Pramono Anung Wibowo, Gubernur Jakarta, menyampaikan kekhawatirannya terhadap fenomena tawuran yang sering muncul di media sosial. Menurutnya, beberapa kasus tawuran sengaja dibuat untuk konten dan disebarluaskan agar viral. Hal ini didasarkan pada laporan dari Satuan Polisi Pamong Praja (Satpol PP) yang menemukan adanya pihak-pihak tertentu yang memanfaatkan tawuran sebagai bahan konten.
“Persoalan tawuran ini masih sering terjadi. Kami menduga ada beberapa tawuran yang sengaja dibuat untuk konten dan dibagikan di media sosial,” ujar Pramono dalam pernyataannya.
Ia menekankan bahwa tawuran yang viral di media sosial bisa berdampak buruk bagi masyarakat. Oleh karena itu, ia meminta Satpol PP dan aparat penegak hukum untuk segera mengidentifikasi dan menindak siapa pun yang terlibat dalam membuat konten tersebut.

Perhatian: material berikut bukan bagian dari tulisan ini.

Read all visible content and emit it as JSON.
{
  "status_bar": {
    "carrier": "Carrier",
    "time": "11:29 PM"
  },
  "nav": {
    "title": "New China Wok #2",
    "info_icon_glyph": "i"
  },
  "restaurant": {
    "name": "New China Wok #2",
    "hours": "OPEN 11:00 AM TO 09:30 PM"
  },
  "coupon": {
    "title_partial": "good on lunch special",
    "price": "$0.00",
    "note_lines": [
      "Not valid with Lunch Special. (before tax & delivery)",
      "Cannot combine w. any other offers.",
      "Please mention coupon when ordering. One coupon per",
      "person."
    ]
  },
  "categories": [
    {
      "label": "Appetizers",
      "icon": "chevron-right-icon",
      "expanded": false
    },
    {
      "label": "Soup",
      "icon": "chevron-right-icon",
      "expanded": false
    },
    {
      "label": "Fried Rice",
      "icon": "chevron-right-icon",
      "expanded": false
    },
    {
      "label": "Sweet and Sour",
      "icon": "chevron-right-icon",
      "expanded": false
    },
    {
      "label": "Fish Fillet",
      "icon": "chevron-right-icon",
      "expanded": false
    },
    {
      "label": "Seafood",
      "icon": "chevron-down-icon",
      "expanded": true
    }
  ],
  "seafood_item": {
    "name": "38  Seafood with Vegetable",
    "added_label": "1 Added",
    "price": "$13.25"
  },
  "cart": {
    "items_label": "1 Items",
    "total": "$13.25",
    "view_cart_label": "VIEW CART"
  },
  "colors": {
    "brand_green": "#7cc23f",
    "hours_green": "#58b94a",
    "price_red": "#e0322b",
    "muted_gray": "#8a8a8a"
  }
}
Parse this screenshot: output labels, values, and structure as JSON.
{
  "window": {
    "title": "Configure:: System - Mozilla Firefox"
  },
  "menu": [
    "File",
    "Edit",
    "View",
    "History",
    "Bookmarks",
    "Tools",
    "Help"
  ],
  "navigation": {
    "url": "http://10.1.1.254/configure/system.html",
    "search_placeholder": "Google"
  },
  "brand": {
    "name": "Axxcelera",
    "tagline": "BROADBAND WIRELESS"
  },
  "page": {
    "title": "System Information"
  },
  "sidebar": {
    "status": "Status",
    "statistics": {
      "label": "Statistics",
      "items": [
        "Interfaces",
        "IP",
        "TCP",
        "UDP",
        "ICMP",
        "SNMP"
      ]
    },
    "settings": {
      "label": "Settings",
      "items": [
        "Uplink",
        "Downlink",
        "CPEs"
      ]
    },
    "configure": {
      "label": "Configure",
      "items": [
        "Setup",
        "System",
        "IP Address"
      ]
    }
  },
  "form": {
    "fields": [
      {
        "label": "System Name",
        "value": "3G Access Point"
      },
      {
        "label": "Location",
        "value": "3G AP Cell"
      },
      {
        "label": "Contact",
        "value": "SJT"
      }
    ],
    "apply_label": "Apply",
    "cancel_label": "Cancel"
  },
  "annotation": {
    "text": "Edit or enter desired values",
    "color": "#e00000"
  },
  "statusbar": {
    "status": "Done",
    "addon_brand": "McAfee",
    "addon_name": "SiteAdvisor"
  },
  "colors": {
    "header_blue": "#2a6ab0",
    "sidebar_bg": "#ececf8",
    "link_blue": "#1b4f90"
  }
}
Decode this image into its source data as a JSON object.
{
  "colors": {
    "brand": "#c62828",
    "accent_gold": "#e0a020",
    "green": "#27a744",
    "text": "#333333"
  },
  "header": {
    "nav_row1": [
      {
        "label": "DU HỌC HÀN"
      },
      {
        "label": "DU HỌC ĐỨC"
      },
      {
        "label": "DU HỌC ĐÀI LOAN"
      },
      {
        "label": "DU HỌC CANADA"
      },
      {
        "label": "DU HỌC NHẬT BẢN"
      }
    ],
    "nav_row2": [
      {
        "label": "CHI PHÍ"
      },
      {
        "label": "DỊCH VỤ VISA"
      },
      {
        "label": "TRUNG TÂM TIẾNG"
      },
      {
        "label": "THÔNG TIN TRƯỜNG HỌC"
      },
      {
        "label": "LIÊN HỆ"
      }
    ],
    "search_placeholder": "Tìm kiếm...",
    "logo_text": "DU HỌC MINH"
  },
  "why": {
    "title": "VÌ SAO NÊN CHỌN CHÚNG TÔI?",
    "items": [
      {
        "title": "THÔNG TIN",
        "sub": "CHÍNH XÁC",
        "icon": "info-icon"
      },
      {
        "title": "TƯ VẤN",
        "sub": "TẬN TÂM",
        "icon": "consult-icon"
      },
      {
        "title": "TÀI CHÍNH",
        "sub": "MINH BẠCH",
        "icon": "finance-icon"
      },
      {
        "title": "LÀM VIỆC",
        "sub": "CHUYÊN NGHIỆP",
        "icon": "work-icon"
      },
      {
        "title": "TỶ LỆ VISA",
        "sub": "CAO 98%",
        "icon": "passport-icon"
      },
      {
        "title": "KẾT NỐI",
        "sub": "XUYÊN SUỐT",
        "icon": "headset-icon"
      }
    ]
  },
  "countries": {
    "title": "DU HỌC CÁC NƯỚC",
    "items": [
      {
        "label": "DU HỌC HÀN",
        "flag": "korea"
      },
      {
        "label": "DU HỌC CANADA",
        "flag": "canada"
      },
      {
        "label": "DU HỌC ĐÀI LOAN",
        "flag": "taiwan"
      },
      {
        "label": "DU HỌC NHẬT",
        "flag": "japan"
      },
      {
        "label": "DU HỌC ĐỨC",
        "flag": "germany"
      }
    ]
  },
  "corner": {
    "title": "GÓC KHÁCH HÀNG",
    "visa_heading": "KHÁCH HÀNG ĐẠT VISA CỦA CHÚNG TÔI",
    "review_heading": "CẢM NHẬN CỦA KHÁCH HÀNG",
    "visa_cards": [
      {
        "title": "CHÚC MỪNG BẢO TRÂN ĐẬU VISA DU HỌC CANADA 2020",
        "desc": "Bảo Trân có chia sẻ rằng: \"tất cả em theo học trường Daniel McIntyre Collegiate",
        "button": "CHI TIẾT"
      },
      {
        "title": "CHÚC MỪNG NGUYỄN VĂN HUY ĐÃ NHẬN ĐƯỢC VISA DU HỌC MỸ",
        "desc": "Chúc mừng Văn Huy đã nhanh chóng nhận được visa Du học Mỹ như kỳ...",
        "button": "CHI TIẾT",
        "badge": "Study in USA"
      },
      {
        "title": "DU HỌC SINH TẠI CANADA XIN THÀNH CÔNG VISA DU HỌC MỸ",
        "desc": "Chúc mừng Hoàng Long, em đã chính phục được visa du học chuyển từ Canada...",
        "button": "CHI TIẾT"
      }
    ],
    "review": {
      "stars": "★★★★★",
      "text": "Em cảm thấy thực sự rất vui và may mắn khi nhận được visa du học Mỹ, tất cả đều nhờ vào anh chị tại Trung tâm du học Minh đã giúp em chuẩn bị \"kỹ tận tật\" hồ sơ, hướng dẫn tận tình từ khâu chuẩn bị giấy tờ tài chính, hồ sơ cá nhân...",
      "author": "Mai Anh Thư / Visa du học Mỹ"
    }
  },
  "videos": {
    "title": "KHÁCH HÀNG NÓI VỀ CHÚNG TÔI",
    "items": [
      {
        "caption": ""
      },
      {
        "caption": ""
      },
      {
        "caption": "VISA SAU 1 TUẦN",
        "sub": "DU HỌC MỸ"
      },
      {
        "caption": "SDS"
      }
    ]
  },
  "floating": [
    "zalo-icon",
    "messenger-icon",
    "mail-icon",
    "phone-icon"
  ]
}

“Kami meminta Satpol PP dan aparat hukum untuk mencari pihak-pihak yang terlibat dalam pembuatan konten tawuran. Mereka harus diambil tindakan sesuai aturan yang berlaku,” kata Pramono.
Dari sudut pandang psikolog, Vera Itabiliana Hadiwidjojo, psikolog klinis anak dan remaja dari Lembaga Psikologi Terapan Universitas Indonesia (UI), menjelaskan peran media sosial dalam menarik minat remaja. Media sosial menjadi alat yang dapat memenuhi kebutuhan mereka akan sensasi, pengakuan, serta kesan berani dan keren.
“Remaja cenderung ingin dianggap berani dan menjadi pusat perhatian. Media sosial memberi ruang bagi mereka untuk mengekspresikan diri dan mendapatkan perhatian banyak orang,” jelas Vera.
Menurutnya, ada dua faktor utama yang mendorong remaja melakukan tawuran: internal dan eksternal. Faktor internal melibatkan perkembangan otak yang belum optimal, sehingga mereka sulit mempertimbangkan konsekuensi jangka panjang. Selain itu, emosi mereka lebih mendominasi dalam pengambilan keputusan.
“Remaja juga ingin merasa diterima oleh kelompok. Jika mereka merasa menjadi bagian dari suatu kelompok, maka mereka cenderung mengikuti nilai-nilai kelompok tersebut, termasuk jika nilai tersebut bersifat kekerasan,” tambah Vera.
Sementara itu, faktor eksternal meliputi lingkungan dan tradisi. Sekolah yang dekat dengan lingkungan berisiko seperti pasar, terminal, atau tempat tongkrongan geng dapat memicu tawuran. Selain itu, kurangnya pengamanan dan tidak adanya wadah yang dapat menyalurkan energi remaja juga menjadi penyebab.
Vera menyarankan perlunya intervensi dari berbagai pihak, seperti keluarga, sekolah, dan pemerintah, untuk membantu remaja menemukan cara yang lebih positif dalam mengekspresikan diri dan menghindari tawuran.